Lessons Learned

Technical Related Lesson

Clearances to move about an airport, especially clearances to take off or land, should be clear and unambiguous, and compliance should be exact. (Threat Category: Midair/Ground Incursions)

  • In this accident, traffic at the airport was unusually congested, requiring the use of all available taxiways, and even the runway to expedite movement of traffic for takeoff. Rapidly changing and deteriorating weather further complicated traffic movement on the ground. Both the KLM and Pan Am flights were back taxiing on the runway at the same time in order to accommodate the desired imminent departure of both flights. Deteriorating visibility created some confusion on the part of the Pan Am crew as to the proper taxiway at which to exit the runway, and KLM had accomplished a 180-degree turn at the end of the runway and was waiting in position for takeoff clearance. Upon receiving a departure clearance, the KLM flight misunderstood this as a takeoff clearance and began their takeoff roll with Pan Am still on the runway. Had the KLM crew questioned the clearance, or queried the control tower as to the location of the Pan Am flight, the accident may have been avoided.

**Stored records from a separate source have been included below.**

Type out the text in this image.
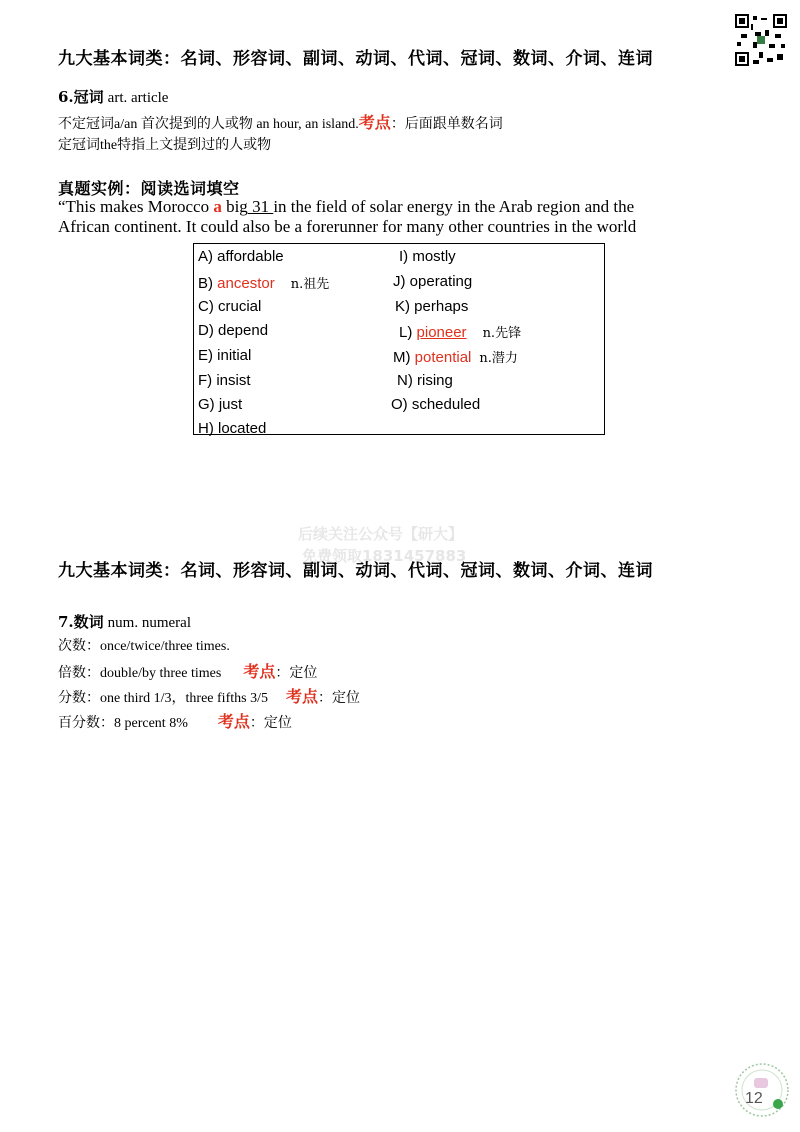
九大基本词类：名词、形容词、副词、动词、代词、冠词、数词、介词、连词
6.冠词 art. article
不定冠词a/an 首次提到的人或物 an hour, an island.考点：后面跟单数名词
定冠词the特指上文提到过的人或物
真题实例：阅读选词填空
“This makes Morocco a big 31 in the field of solar energy in the Arab region and the
African continent. It could also be a forerunner for many other countries in the world
A) affordable
B) ancestor n.祖先
C) crucial
D) depend
E) initial
F) insist
G) just
H) located
I) mostly
J) operating
K) perhaps
L) pioneer n.先锋
M) potential n.潜力
N) rising
O) scheduled
后续关注公众号【研大】
免费领取1831457883
九大基本词类：名词、形容词、副词、动词、代词、冠词、数词、介词、连词
7.数词 num. numeral
次数：once/twice/three times.
倍数：double/by three times 考点：定位
分数：one third 1/3，three fifths 3/5 考点：定位
百分数：8 percent 8% 考点：定位
12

Flight crew communications regarding airplane safety readiness should be open and effective. Each crew member must clearly give and receive communication in such a way that the flight safety decisions represent the best product of this open, two-way communication. (Threat Category: Crew Resource Management)

  • In this accident, the flight engineer apparently heard the Pan Am crew state that they would report to the tower when they were clear of the runway, and were therefore still on the runway. The flight engineer then asked the KLM captain, "Is he not clear, then?" The KLM captain replied, "What do you say?" and the flight engineer reiterated, "Is he not clear, that Pan American?" The captain responded with an emphatic "Oh, yes" and continued the takeoff. The impact occurred 13 seconds later. It was believed by the investigators that the other crew members did not further question the captain's actions due to his senior position within the company. When the flight engineer perceived a miscommunication with the clearance, his lack of insistence that the captain listen to him resulted in the captain proceeding with the takeoff, and the resulting accident.

Common Theme Related Lessons

Deviations from operations or procedures that are considered normal, or routine, increase the risks for human errors of all kinds. When it is necessary to deviate from normal operations, extra vigilance and strict adherence to proper procedures should be emphasized. (Common Theme: Human Error)

  • A bombing at the Las Palmas airport, the intended destination of both the KLM and Pan Am flights, as well as many others, caused a diversion to and an unusual situation at the Tenerife airport. Everyone involved, from each flight to the air traffic controllers, were forced to compensate for the unusual circumstances. In a cascading series of deviations from normal, routine events, confusion in the cockpits of both the KLM and Pan Am flights and in the control tower led to a series of errors that resulted in the accident.

Regulatory standards should be sufficiently flexible to allow deviation in special circumstances, without compromising safety. Application of an appropriate alternative can result in the level of safety intended by the regulation. (Common Theme: Unintended Effects)

  • A revised Dutch regulation, imposing new limitations on crew duty time, was discussed in the accident report and was concluded to have had an influence on the decision-making of the KLM captain. Previous duty time regulations allowed a captain some flexibility in extending the crew's duty time. The new law, enacted in December 1976, was inflexible, and compliance was difficult. Furthermore, if duty times were exceeded, a captain could be liable for criminal prosecution. The law had originally been intended to prevent negligence among flight crews in adhering to duty time requirements. It was originally viewed as a means to improved safety by assuring that flight crews were adequately rested and remained alert for the duration of a flight. The unintended effect, in the case of the Tenerife accident, was exactly the opposite. According to the accident report, the captain became preoccupied with duty time limitations and was approaching a time deadline, after which the flight would have to be cancelled. The investigation concluded that his preoccupation with not exceeding the deadline may have influenced his decision making, and led to a series of unsafe actions that resulted in the accident.